Can we generalize this result to the homology groups, when \$\displaystyle G\$ is abelian? If yes, how do you prove this
• Dec 5th 2010, 07:09 PM
Tinyboss
The 1st homology group is the abelianization of the fundamental group, so as you said, you can find a space with arbitrary H1 (although I believe the group G needs to be finitely presented). The suspension SX of a space X has the property that \$\displaystyle H_{k+1}(SX)\cong H_k(X)\$ for all k, which will finish it up for you. This is exercise 2.2.32 in Hatcher, and is proved with the Mayer-Vietoris sequence.
• Dec 6th 2010, 07:43 AM
math8
So, since in this case, G is abelian, the same \$\displaystyle X_G\$ would work for \$\displaystyle H_1\$. (i.e. \$\displaystyle H_1 (X_G) = G\$ ).

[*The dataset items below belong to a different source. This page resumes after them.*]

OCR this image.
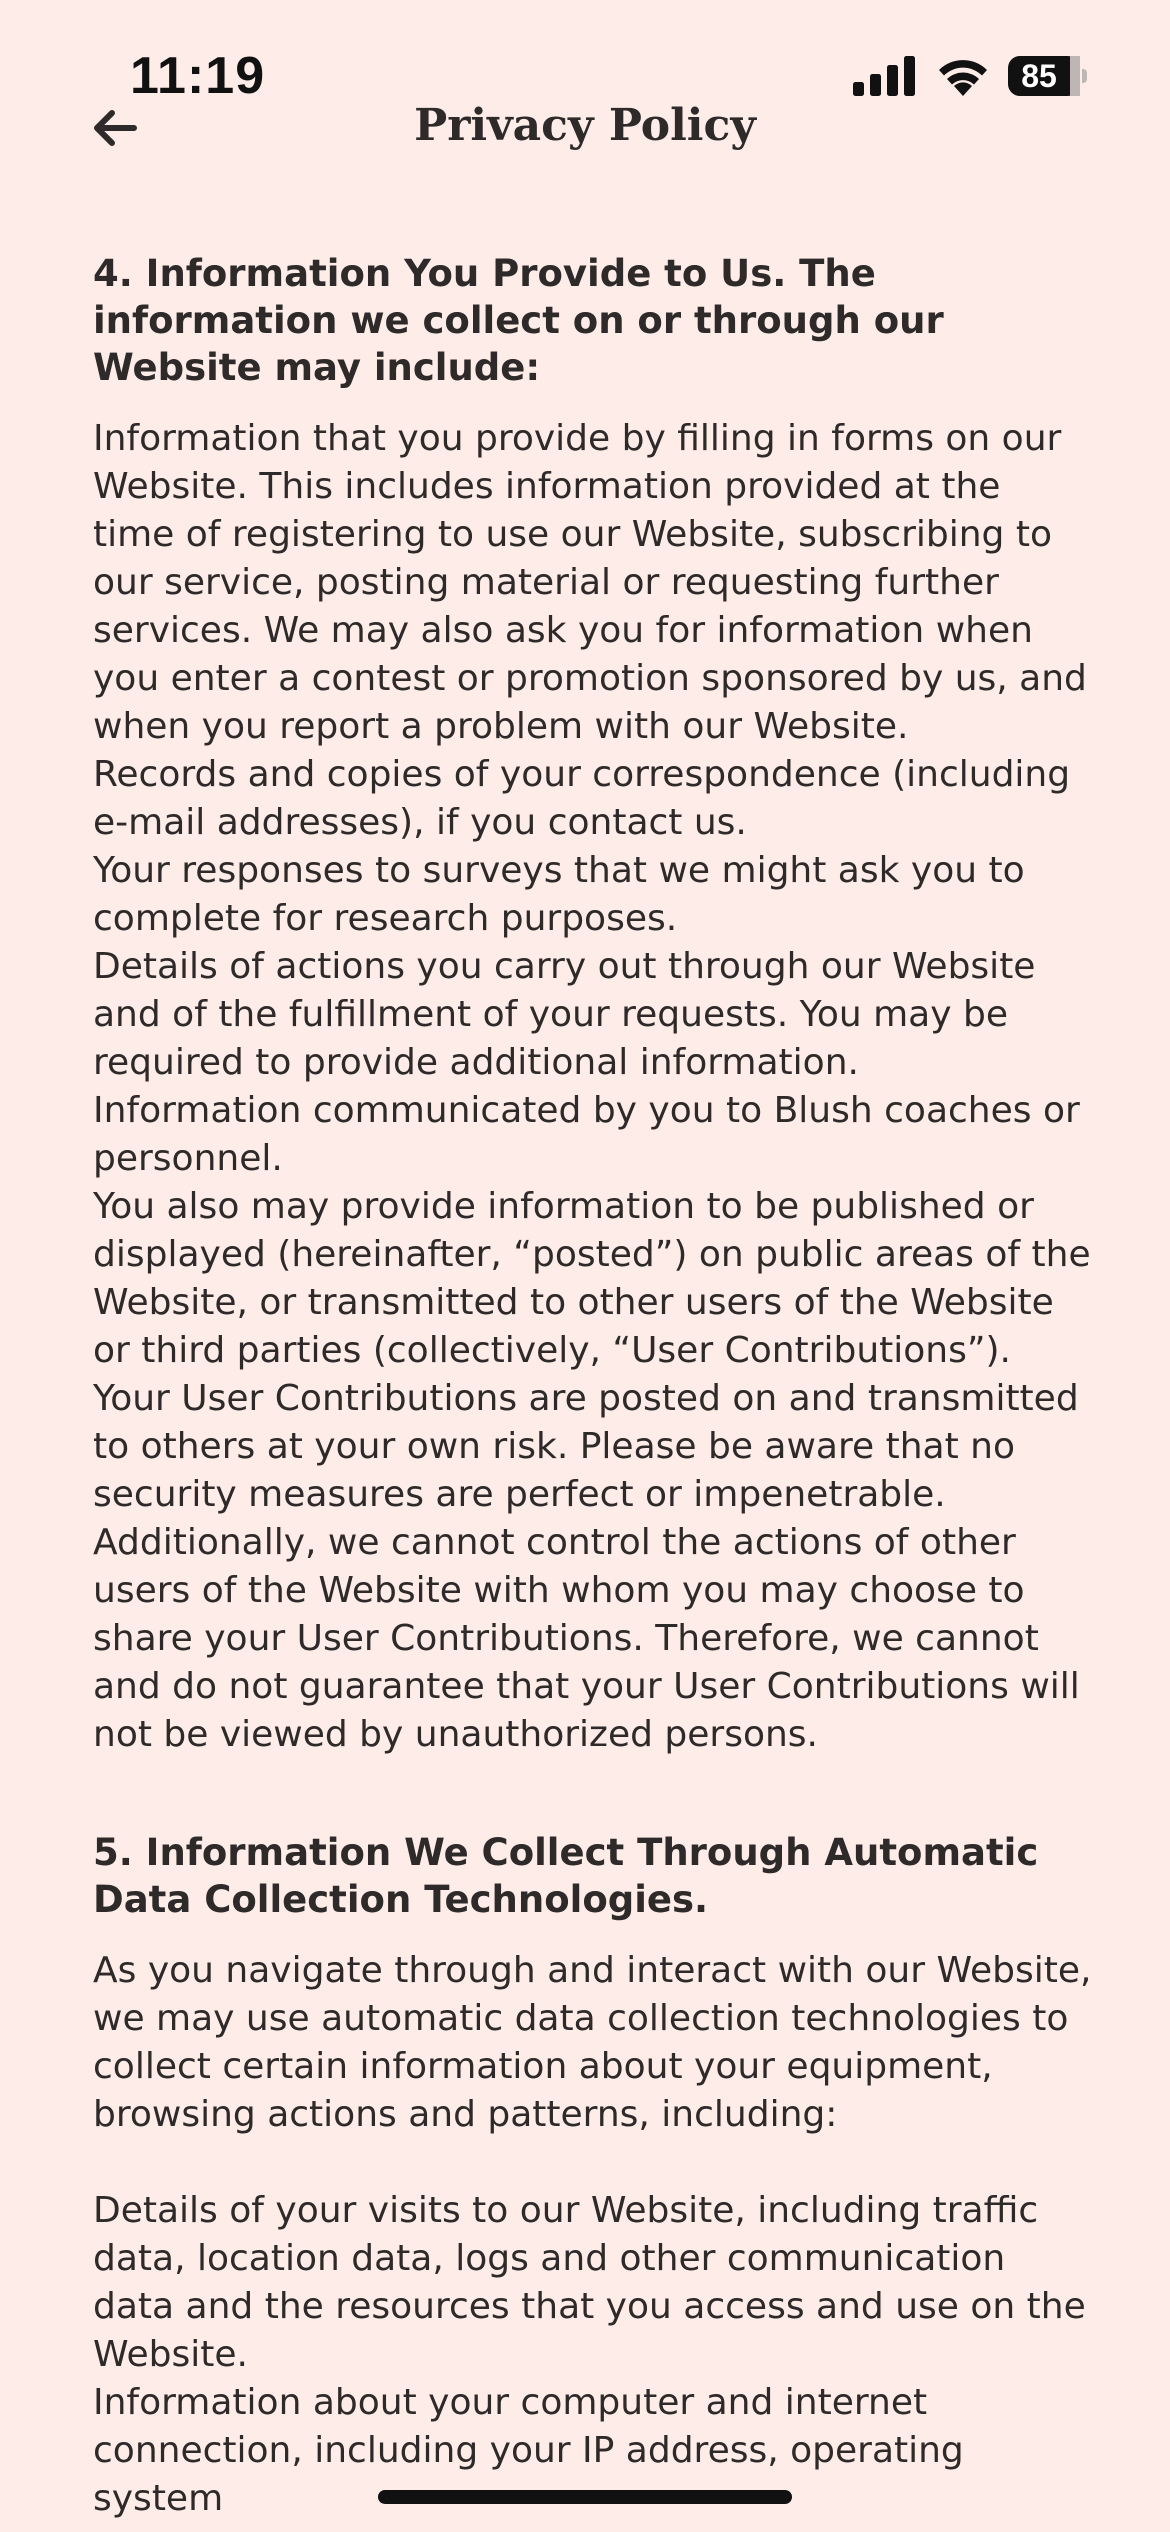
11:19	85
Privacy Policy
4. Information You Provide to Us. The information we collect on or through our Website may include:

Information that you provide by filling in forms on our Website. This includes information provided at the time of registering to use our Website, subscribing to our service, posting material or requesting further services. We may also ask you for information when you enter a contest or promotion sponsored by us, and when you report a problem with our Website.

Records and copies of your correspondence (including e-mail addresses), if you contact us.

Your responses to surveys that we might ask you to complete for research purposes.

Details of actions you carry out through our Website and of the fulfillment of your requests. You may be required to provide additional information.

Information communicated by you to Blush coaches or personnel.

You also may provide information to be published or displayed (hereinafter, “posted”) on public areas of the Website, or transmitted to other users of the Website or third parties (collectively, “User Contributions”). Your User Contributions are posted on and transmitted to others at your own risk. Please be aware that no security measures are perfect or impenetrable. Additionally, we cannot control the actions of other users of the Website with whom you may choose to share your User Contributions. Therefore, we cannot and do not guarantee that your User Contributions will not be viewed by unauthorized persons.

5. Information We Collect Through Automatic Data Collection Technologies.

As you navigate through and interact with our Website, we may use automatic data collection technologies to collect certain information about your equipment, browsing actions and patterns, including:

Details of your visits to our Website, including traffic data, location data, logs and other communication data and the resources that you access and use on the Website.

Information about your computer and internet connection, including your IP address, operating system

And for \$\displaystyle H_2\$, from the recursive formula with the suspension, \$\displaystyle SX_G\$ should work, and for\$\displaystyle H_3\$, S(SX_G) should work etc...., so for \$\displaystyle H_n\$ , the space \$\displaystyle X\$ we're looking for is \$\displaystyle S(S(S...(S X_G)))\$ where S is applied n-1 times?

What if n=0?
• Dec 6th 2010, 01:44 PM
Tinyboss
Yes, that looks exactly right.

You can't do it for H_0, since that group is just free abelian on k generators, where k is the number of path components of the space (or one fewer for reduced homology).